TSRI Scientists Discover Mechanism Behind Antibiotic-Resistance In Bacteria
Every day, a new set of bacteria is reported to become resistant to antibiotics used to treat deadly infections. However, the mechanism behind antibiotic resistance was not known until a recent study carried out by researchers at The Scripps Research Institute (TSRI).
According to TSRI researchers, the bacteria “switch on” a previously uncharacterized tiny set of genes in the presence of the antibiotic to develop resistance against it.
The researchers have been working to develop a series of drugs, including arylomycin, that could potentially treat bacterial infection. However, experiments showed that bacteria have the tendency to become resistant to such lab-made anti-bacterial drugs as well. During the recent research, the team found that a human pathogen known as Staphylococcus aureus develops resistance against such drugs by switching on a set of previously uncharacterized genes.

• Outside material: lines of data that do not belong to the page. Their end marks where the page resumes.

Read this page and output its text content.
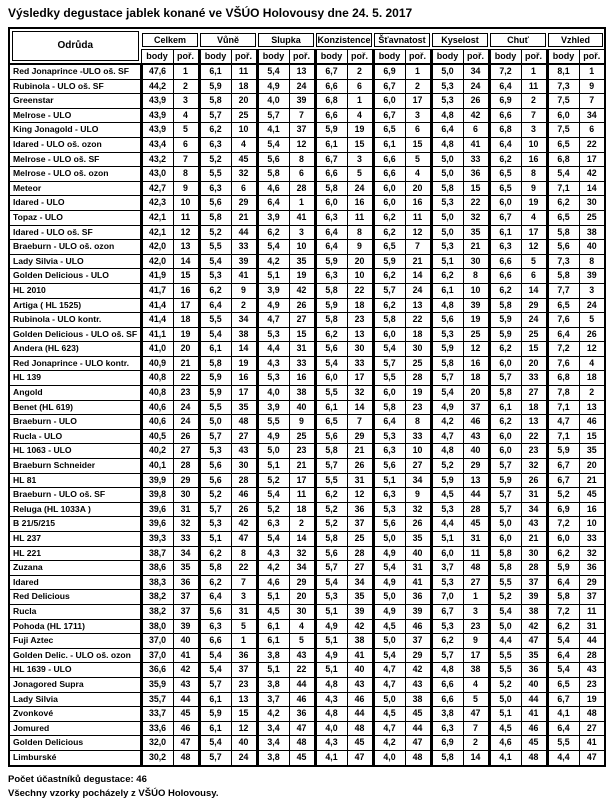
Výsledky degustace jablek konané ve VŠÚO Holovousy dne 24. 5. 2017
Odrůda	Celkem		Vůně		Slupka		Konzistence		Šťavnatost		Kyselost		Chuť		Vzhled	

	body	poř.	body	poř.	body	poř.	body	poř.	body	poř.	body	poř.	body	poř.	body	poř.
Red Jonaprince -ULO oš. SF	47,6	1	6,1	11	5,4	13	6,7	2	6,9	1	5,0	34	7,2	1	8,1	1
Rubinola - ULO oš. SF	44,2	2	5,9	18	4,9	24	6,6	6	6,7	2	5,3	24	6,4	11	7,3	9
Greenstar	43,9	3	5,8	20	4,0	39	6,8	1	6,0	17	5,3	26	6,9	2	7,5	7
Melrose - ULO	43,9	4	5,7	25	5,7	7	6,6	4	6,7	3	4,8	42	6,6	7	6,0	34
King Jonagold - ULO	43,9	5	6,2	10	4,1	37	5,9	19	6,5	6	6,4	6	6,8	3	7,5	6
Idared - ULO oš. ozon	43,4	6	6,3	4	5,4	12	6,1	15	6,1	15	4,8	41	6,4	10	6,5	22
Melrose - ULO oš. SF	43,2	7	5,2	45	5,6	8	6,7	3	6,6	5	5,0	33	6,2	16	6,8	17
Melrose - ULO oš. ozon	43,0	8	5,5	32	5,8	6	6,6	5	6,6	4	5,0	36	6,5	8	5,4	42
Meteor	42,7	9	6,3	6	4,6	28	5,8	24	6,0	20	5,8	15	6,5	9	7,1	14
Idared - ULO	42,3	10	5,6	29	6,4	1	6,0	16	6,0	16	5,3	22	6,0	19	6,2	30
Topaz - ULO	42,1	11	5,8	21	3,9	41	6,3	11	6,2	11	5,0	32	6,7	4	6,5	25
Idared - ULO oš. SF	42,1	12	5,2	44	6,2	3	6,4	8	6,2	12	5,0	35	6,1	17	5,8	38
Braeburn - ULO oš. ozon	42,0	13	5,5	33	5,4	10	6,4	9	6,5	7	5,3	21	6,3	12	5,6	40
Lady Silvia - ULO	42,0	14	5,4	39	4,2	35	5,9	20	5,9	21	5,1	30	6,6	5	7,3	8
Golden Delicious - ULO	41,9	15	5,3	41	5,1	19	6,3	10	6,2	14	6,2	8	6,6	6	5,8	39
HL 2010	41,7	16	6,2	9	3,9	42	5,8	22	5,7	24	6,1	10	6,2	14	7,7	3
Artiga ( HL 1525)	41,4	17	6,4	2	4,9	26	5,9	18	6,2	13	4,8	39	5,8	29	6,5	24
Rubinola - ULO kontr.	41,4	18	5,5	34	4,7	27	5,8	23	5,8	22	5,6	19	5,9	24	7,6	5
Golden Delicious - ULO oš. SF	41,1	19	5,4	38	5,3	15	6,2	13	6,0	18	5,3	25	5,9	25	6,4	26
Andera (HL 623)	41,0	20	6,1	14	4,4	31	5,6	30	5,4	30	5,9	12	6,2	15	7,2	12
Red Jonaprince - ULO kontr.	40,9	21	5,8	19	4,3	33	5,4	33	5,7	25	5,8	16	6,0	20	7,6	4
HL 139	40,8	22	5,9	16	5,3	16	6,0	17	5,5	28	5,7	18	5,7	33	6,8	18
Angold	40,8	23	5,9	17	4,0	38	5,5	32	6,0	19	5,4	20	5,8	27	7,8	2
Benet (HL 619)	40,6	24	5,5	35	3,9	40	6,1	14	5,8	23	4,9	37	6,1	18	7,1	13
Braeburn - ULO	40,6	24	5,0	48	5,5	9	6,5	7	6,4	8	4,2	46	6,2	13	4,7	46
Rucla - ULO	40,5	26	5,7	27	4,9	25	5,6	29	5,3	33	4,7	43	6,0	22	7,1	15
HL 1063 - ULO	40,2	27	5,3	43	5,0	23	5,8	21	6,3	10	4,8	40	6,0	23	5,9	35
Braeburn Schneider	40,1	28	5,6	30	5,1	21	5,7	26	5,6	27	5,2	29	5,7	32	6,7	20
HL 81	39,9	29	5,6	28	5,2	17	5,5	31	5,1	34	5,9	13	5,9	26	6,7	21
Braeburn - ULO oš. SF	39,8	30	5,2	46	5,4	11	6,2	12	6,3	9	4,5	44	5,7	31	5,2	45
Reluga (HL 1033A )	39,6	31	5,7	26	5,2	18	5,2	36	5,3	32	5,3	28	5,7	34	6,9	16
B 21/5/215	39,6	32	5,3	42	6,3	2	5,2	37	5,6	26	4,4	45	5,0	43	7,2	10
HL 237	39,3	33	5,1	47	5,4	14	5,8	25	5,0	35	5,1	31	6,0	21	6,0	33
HL 221	38,7	34	6,2	8	4,3	32	5,6	28	4,9	40	6,0	11	5,8	30	6,2	32
Zuzana	38,6	35	5,8	22	4,2	34	5,7	27	5,4	31	3,7	48	5,8	28	5,9	36
Idared	38,3	36	6,2	7	4,6	29	5,4	34	4,9	41	5,3	27	5,5	37	6,4	29
Red Delicious	38,2	37	6,4	3	5,1	20	5,3	35	5,0	36	7,0	1	5,2	39	5,8	37
Rucla	38,2	37	5,6	31	4,5	30	5,1	39	4,9	39	6,7	3	5,4	38	7,2	11
Pohoda (HL 1711)	38,0	39	6,3	5	6,1	4	4,9	42	4,5	46	5,3	23	5,0	42	6,2	31
Fuji Aztec	37,0	40	6,6	1	6,1	5	5,1	38	5,0	37	6,2	9	4,4	47	5,4	44
Golden Delic. - ULO oš. ozon	37,0	41	5,4	36	3,8	43	4,9	41	5,4	29	5,7	17	5,5	35	6,4	28
HL 1639 - ULO	36,6	42	5,4	37	5,1	22	5,1	40	4,7	42	4,8	38	5,5	36	5,4	43
Jonagored Supra	35,9	43	5,7	23	3,8	44	4,8	43	4,7	43	6,6	4	5,2	40	6,5	23
Lady Silvia	35,7	44	6,1	13	3,7	46	4,3	46	5,0	38	6,6	5	5,0	44	6,7	19
Zvonkové	33,7	45	5,9	15	4,2	36	4,8	44	4,5	45	3,8	47	5,1	41	4,1	48
Jomured	33,6	46	6,1	12	3,4	47	4,0	48	4,7	44	6,3	7	4,5	46	6,4	27
Golden Delicious	32,0	47	5,4	40	3,4	48	4,3	45	4,2	47	6,9	2	4,6	45	5,5	41
Limburské	30,2	48	5,7	24	3,8	45	4,1	47	4,0	48	5,8	14	4,1	48	4,4	47
Počet účastníků degustace: 46
Všechny vzorky pocházely z VŠÚO Holovousy.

Arylomycin worked on the bacterial growth by inhibiting one of its proteins called Type I signal peptidase, or SPase. The researchers believed that the bacteria would die without the protein since it is essential for processing other crucial proteins required for normal functioning of the bacterial cell.
However, the researchers discovered that even when the arylomycin inhibited SPase, or even the SPase-producing gene, was completely eliminated from the bacterial cell, S. Aureus could still survive. That is, it developed an antibiotic resistance against arylomycin. Using the DNA sequencing technology, the researchers identified a set of genes that was actually working as a fill-in for SPase.

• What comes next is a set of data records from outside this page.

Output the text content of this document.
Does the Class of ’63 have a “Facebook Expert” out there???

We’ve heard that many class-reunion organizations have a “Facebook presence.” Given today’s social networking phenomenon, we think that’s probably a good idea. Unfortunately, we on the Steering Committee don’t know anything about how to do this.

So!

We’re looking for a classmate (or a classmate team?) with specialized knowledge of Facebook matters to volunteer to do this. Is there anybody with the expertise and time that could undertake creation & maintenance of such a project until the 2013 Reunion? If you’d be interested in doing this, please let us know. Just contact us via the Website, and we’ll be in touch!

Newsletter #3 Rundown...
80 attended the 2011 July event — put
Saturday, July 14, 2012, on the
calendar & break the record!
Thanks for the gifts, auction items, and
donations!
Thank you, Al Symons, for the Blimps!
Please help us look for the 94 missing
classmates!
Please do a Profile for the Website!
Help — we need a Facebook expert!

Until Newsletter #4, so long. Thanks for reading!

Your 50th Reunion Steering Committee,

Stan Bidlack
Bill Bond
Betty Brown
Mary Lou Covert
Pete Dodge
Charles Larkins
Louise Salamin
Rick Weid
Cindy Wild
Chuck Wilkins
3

“We did not believe it,” said Romesberg. “No one would have believed SPase was not essential. If you take the wheels off a car—it’s not going to drive,” said senior author Floyd Romesberg, in a press release.
In the absence of SPase, a protein called AyrR switched on the previously “uncharacterized” genes to produce AyrA and AyrBC proteins, which performed the same function as SPase. The research team believes that it might actually be an alternative mechanism in the bacteria, which is switched on when the workload for SPase in the bacterial cell is too much.